Je sors de ma chambre et je claque la porte pour bien montrer à ma mère que ça me fait chier de quitter ma partie. Avant d'aller dans la cuisine, je jette un coup d'œil rapide dans le placard de 2m sur 2 où Lucas se cache à chaque fois en espérant que je sois assez con pour l'oublier. Personne. Je rigole : "il a compris, enfin...", et je prends le couloir, celui qui allait de ma chambre jusqu'à la cuisine, avec les grosses traces noires de moisi sur les plinthes, en traînant les pieds.

En passant, je remarque que la porte du couloir est ouverte. "Il est vraiment bête", je me dis. J'arrive dans la cuisine, je me pose en faisant un vague signe du menton à ma mère qui me lance un de ses regards suspicieux :

"Et Lucas ? Il est passé où ?"

Je réponds en bougeant à peine les lèvres. "Il est descendu dans la cave."

Là, ma mère me fixe comme si je venais de lui annoncer que j'avais eu 20/20 à mon dernier devoir de maths :

"Quelle cave ?"

Je sais pas si vous avez déjà vécu ce genre de moments où vous apprenez une nouvelle tellement horrible que votre cerveau se bloque, mais genre il gèle, vraiment, et où tout s'arrête. Tout.

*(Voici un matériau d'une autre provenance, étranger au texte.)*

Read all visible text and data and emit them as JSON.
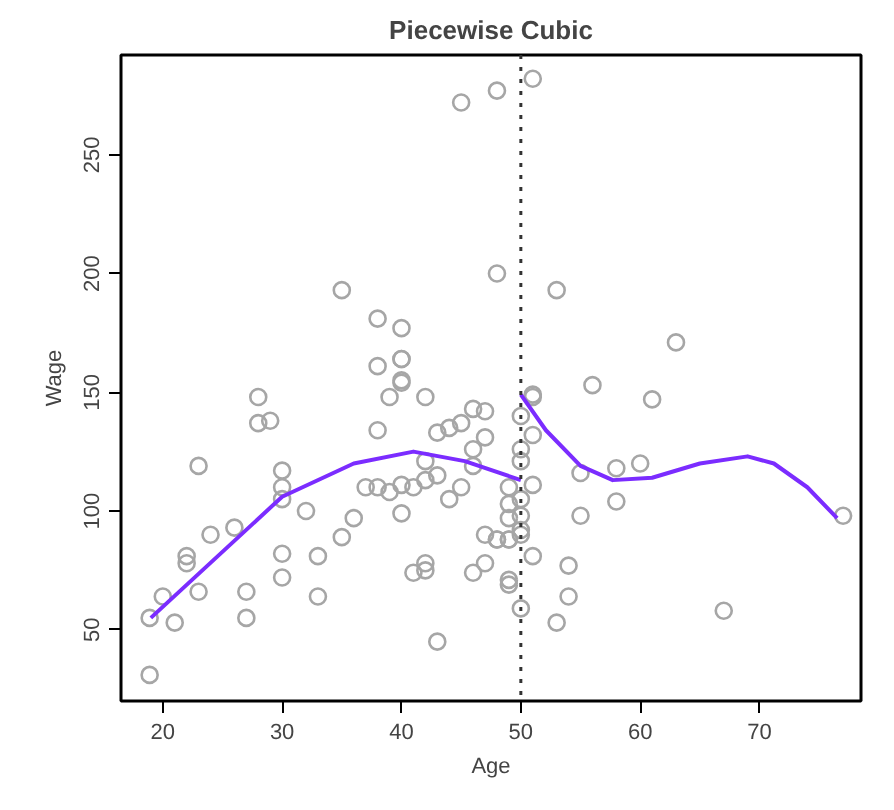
{
  "chart_data": {
    "type": "scatter",
    "title": "Piecewise Cubic",
    "xlabel": "Age",
    "ylabel": "Wage",
    "xlim": [
      16.5,
      78.5
    ],
    "ylim": [
      20,
      292
    ],
    "xticks": [
      20,
      30,
      40,
      50,
      60,
      70
    ],
    "yticks": [
      50,
      100,
      150,
      200,
      250
    ],
    "grid": false,
    "ref_lines": [
      {
        "axis": "x",
        "value": 50,
        "color": "#333333",
        "line_style": "dotted"
      }
    ],
    "series": [
      {
        "marker": "circle",
        "color": "#a6a6a6",
        "x": [
          18.9,
          18.9,
          21,
          20,
          23,
          23,
          22,
          22,
          24,
          26,
          27,
          27,
          28,
          28,
          29,
          30,
          30,
          30,
          30,
          30,
          32,
          33,
          33,
          35,
          36,
          38,
          38,
          37,
          38,
          39,
          39,
          40,
          40,
          40,
          41,
          40,
          42,
          42,
          42,
          43,
          43,
          41,
          42,
          42,
          43,
          44,
          45,
          46,
          47,
          47,
          46,
          46,
          44,
          45,
          47,
          48,
          49,
          46,
          47,
          49,
          50,
          50,
          50,
          50,
          50,
          50,
          50,
          51,
          45,
          48,
          48,
          35,
          38,
          40,
          40,
          40,
          51,
          53,
          63,
          56,
          61,
          51,
          51,
          51,
          49,
          49,
          49,
          50,
          55,
          58,
          60,
          58,
          55,
          48,
          49,
          51,
          54,
          54,
          49,
          53,
          67,
          77
        ],
        "values": [
          31,
          55,
          53,
          64,
          119,
          66,
          81,
          78,
          90,
          93,
          66,
          55,
          148,
          137,
          138,
          117,
          110,
          105,
          82,
          72,
          100,
          81,
          64,
          89,
          97,
          161,
          134,
          110,
          110,
          108,
          148,
          154,
          99,
          111,
          110,
          164,
          148,
          121,
          113,
          115,
          45,
          74,
          78,
          75,
          133,
          135,
          137,
          143,
          142,
          131,
          126,
          119,
          105,
          110,
          90,
          88,
          88,
          74,
          78,
          71,
          140,
          126,
          121,
          105,
          98,
          92,
          59,
          149,
          272,
          277,
          200,
          193,
          181,
          177,
          164,
          155,
          282,
          193,
          171,
          153,
          147,
          148,
          132,
          111,
          110,
          103,
          97,
          90,
          116,
          118,
          120,
          104,
          98,
          88,
          88,
          81,
          77,
          64,
          69,
          53,
          58,
          98
        ]
      },
      {
        "type": "line",
        "line_style": "solid",
        "color": "#7b2cff",
        "x": [
          19,
          30,
          36,
          41,
          45.3,
          50
        ],
        "values": [
          55,
          106,
          120,
          125,
          121,
          113
        ]
      },
      {
        "type": "line",
        "line_style": "solid",
        "color": "#7b2cff",
        "x": [
          50,
          52.1,
          55,
          57.7,
          61,
          65,
          69,
          71.2,
          74,
          76.5
        ],
        "values": [
          149,
          134,
          119,
          113,
          114,
          120,
          123,
          120,
          110,
          97
        ]
      }
    ]
  }
}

Dans ces moments-là, l'espace autour de vous devient comme une ombre informe qui se rétrécit et vous comprime la gueule et le bide au point que plus rien n'existe hormis une image, un son, une odeur, qui restera à jamais gravé dans votre mémoire.

Il n'y a pas de cave. On n'a jamais eu de cave.

Quand je reprends mes esprits, je tremble tellement que je vois deux tables et ma mère qui bascule de gauche à droite sur sa chaise. Les battements de mon cœur  font rebondir la  pièce devant mes yeux.

"Clément ? Ca va ?"

Je me lève sans lui répondre. Je me suis forcément trompé, c'est ça. Je vais aller dans le couloir et il n'y aura plus de porte, rien, et j'entendrai le rire stupide de Lucas qui s'est trouvé une super nouvelle cachette dans le salon.

Putain. Elle est encore là.

"Clément ?"

J'avance comme dans un cauchemar, les jambes dans le coton, le temps suspendu. Mon cœur me défonce les côtes et m'envoie du sang métallique dans la bouche. Je pose ma main sur la poignée - ronde, froide comme la mort - et j'ouvre la porte. Le bruit qu'elle fait en cognant le mur fait soupirer ma mère.

C'est un escalier qui descend dans le noir.

Je me retiens de me pisser dessus, parce qu'une partie de moi le reconnaît. C'est le noir hurlant, celui dont on a peur quand on est gosse et que les parents ne comprennent jamais, celui des griffes et du sang qui coule.